In late March, Congress passed a significant spending bill that included US$380 million in state grants to improve election infrastructure. As the U.S. ramps up for the 2018 midterm elections, that may seem like a huge amount of money, but it’s really only a start at securing the country’s voting systems. A 2015 report by the Brennan Center law and policy institute at New York University estimates overhauling the nation’s voting system could cost more than $1 billion – though the price could be partially offset by more efficient contracting. Most voting equipment hasn’t been updated since the early 2000s. At times, election officials must buy voting machine hardware on eBay, because the companies that made them are no longer in business. Even when working properly, those machines are not secure: At the 2017 DEF CON hacker conference, attackers took control of several voting machines in a matter of minutes. Securing electoral systems across the U.S. is a big problem with high stakes. This federal money being provided to states now may not be the last of its kind, but it’s what’s available right away, and it must be used as efficiently as possible.
… The government must not only act, but also reassure the electorate that those actions reflect how seriously officials are taking public concerns.
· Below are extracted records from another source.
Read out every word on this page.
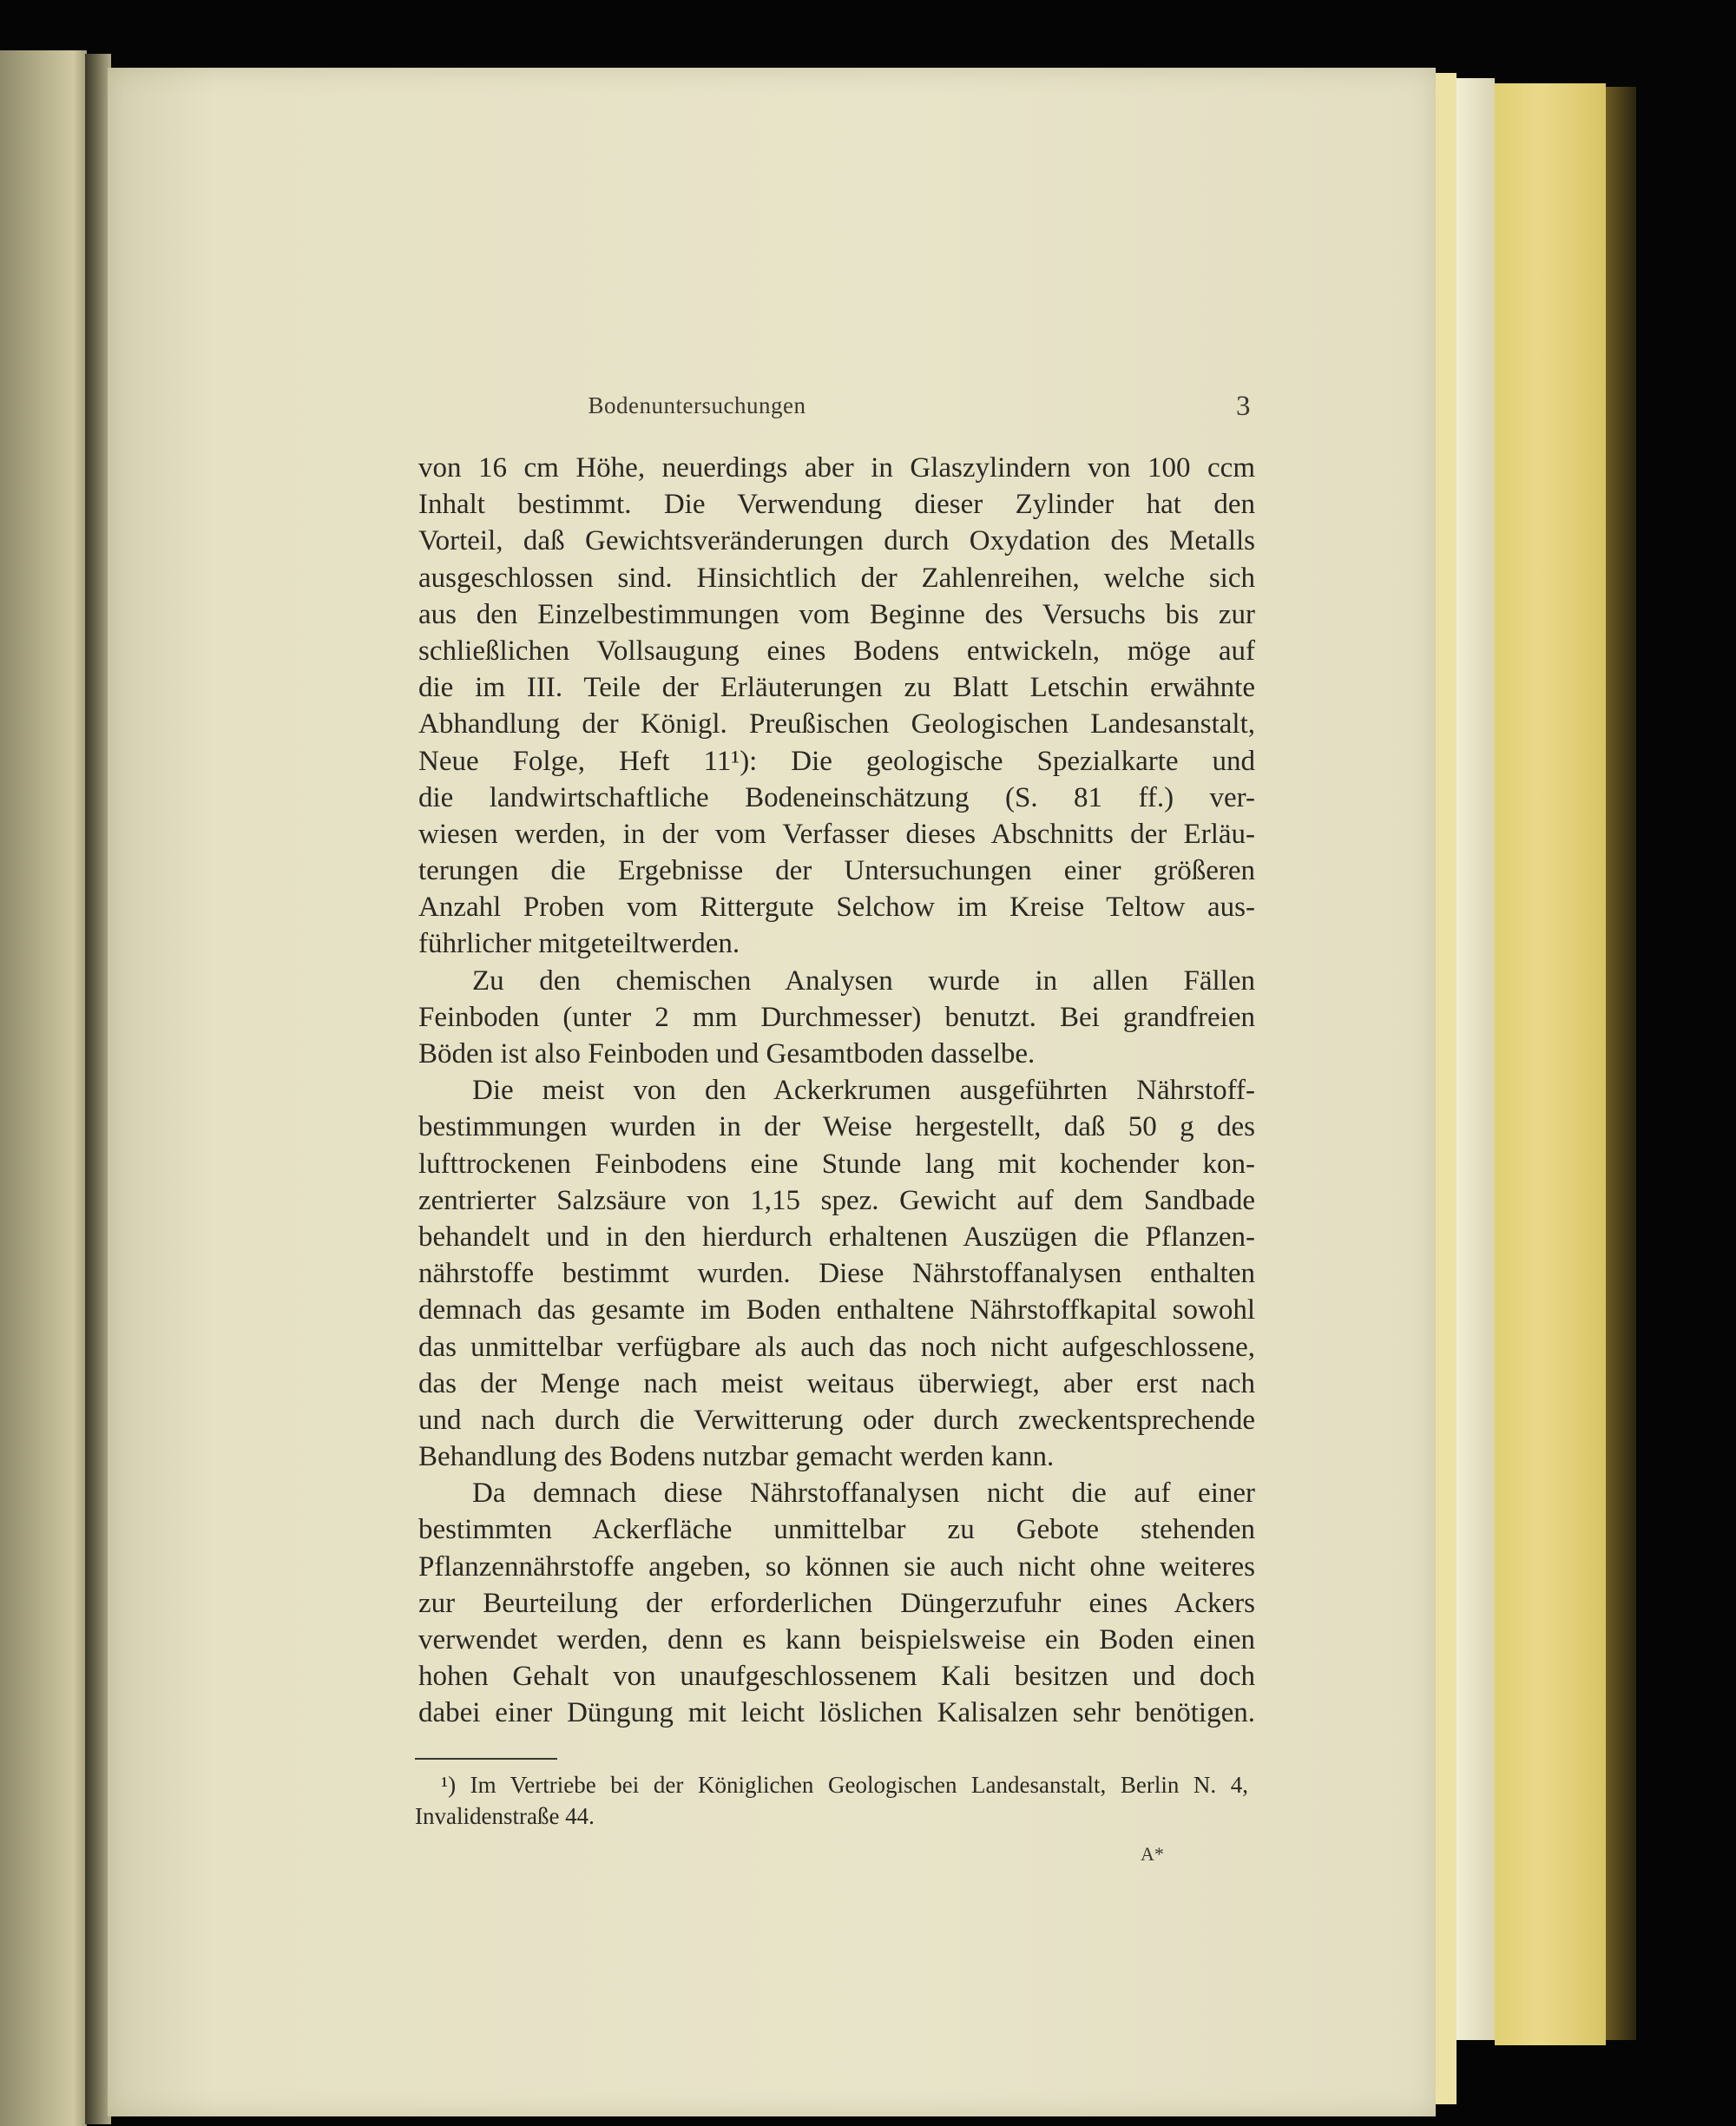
Bodenuntersuchungen	3
von 16 cm Höhe, neuerdings aber in Glaszylindern von 100 ccm
Inhalt bestimmt. Die Verwendung dieser Zylinder hat den
Vorteil, daß Gewichtsveränderungen durch Oxydation des Metalls
ausgeschlossen sind. Hinsichtlich der Zahlenreihen, welche sich
aus den Einzelbestimmungen vom Beginne des Versuchs bis zur
schließlichen Vollsaugung eines Bodens entwickeln, möge auf
die im III. Teile der Erläuterungen zu Blatt Letschin erwähnte
Abhandlung der Königl. Preußischen Geologischen Landesanstalt,
Neue Folge, Heft 11¹): Die geologische Spezialkarte und
die landwirtschaftliche Bodeneinschätzung (S. 81 ff.) ver-
wiesen werden, in der vom Verfasser dieses Abschnitts der Erläu-
terungen die Ergebnisse der Untersuchungen einer größeren
Anzahl Proben vom Rittergute Selchow im Kreise Teltow aus-
führlicher mitgeteiltwerden.
Zu den chemischen Analysen wurde in allen Fällen
Feinboden (unter 2 mm Durchmesser) benutzt. Bei grandfreien
Böden ist also Feinboden und Gesamtboden dasselbe.
Die meist von den Ackerkrumen ausgeführten Nährstoff-
bestimmungen wurden in der Weise hergestellt, daß 50 g des
lufttrockenen Feinbodens eine Stunde lang mit kochender kon-
zentrierter Salzsäure von 1,15 spez. Gewicht auf dem Sandbade
behandelt und in den hierdurch erhaltenen Auszügen die Pflanzen-
nährstoffe bestimmt wurden. Diese Nährstoffanalysen enthalten
demnach das gesamte im Boden enthaltene Nährstoffkapital sowohl
das unmittelbar verfügbare als auch das noch nicht aufgeschlossene,
das der Menge nach meist weitaus überwiegt, aber erst nach
und nach durch die Verwitterung oder durch zweckentsprechende
Behandlung des Bodens nutzbar gemacht werden kann.
Da demnach diese Nährstoffanalysen nicht die auf einer
bestimmten Ackerfläche unmittelbar zu Gebote stehenden
Pflanzennährstoffe angeben, so können sie auch nicht ohne weiteres
zur Beurteilung der erforderlichen Düngerzufuhr eines Ackers
verwendet werden, denn es kann beispielsweise ein Boden einen
hohen Gehalt von unaufgeschlossenem Kali besitzen und doch
dabei einer Düngung mit leicht löslichen Kalisalzen sehr benötigen.
¹) Im Vertriebe bei der Königlichen Geologischen Landesanstalt, Berlin N. 4,
Invalidenstraße 44.
A*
States may want to consider something similar to the “Hack the Pentagon” program, which has been publicly visible as well as effective in flushing out security issues in specific Defense Department systems. “Whether you’re a well-funded government like the U.S. or anyone else, you have to work with the hacker community,” said Katie Moussouris, who helped start “Hack the Pentagon” and also created Microsoft’s bug bounty program. It’s a bold move, but inviting white-hat hackers to publicly probe election systems – and paying them for information on the vulnerabilities they find – would show voters that states are serious about solving problems.
There is a lot of work to do to secure U.S. elections, but $380 million is a good way to start. If states spend it in the most meaningful ways – patching both their machines and the population’s trust – they will build a system that’s secure, trustworthy and works for all the people.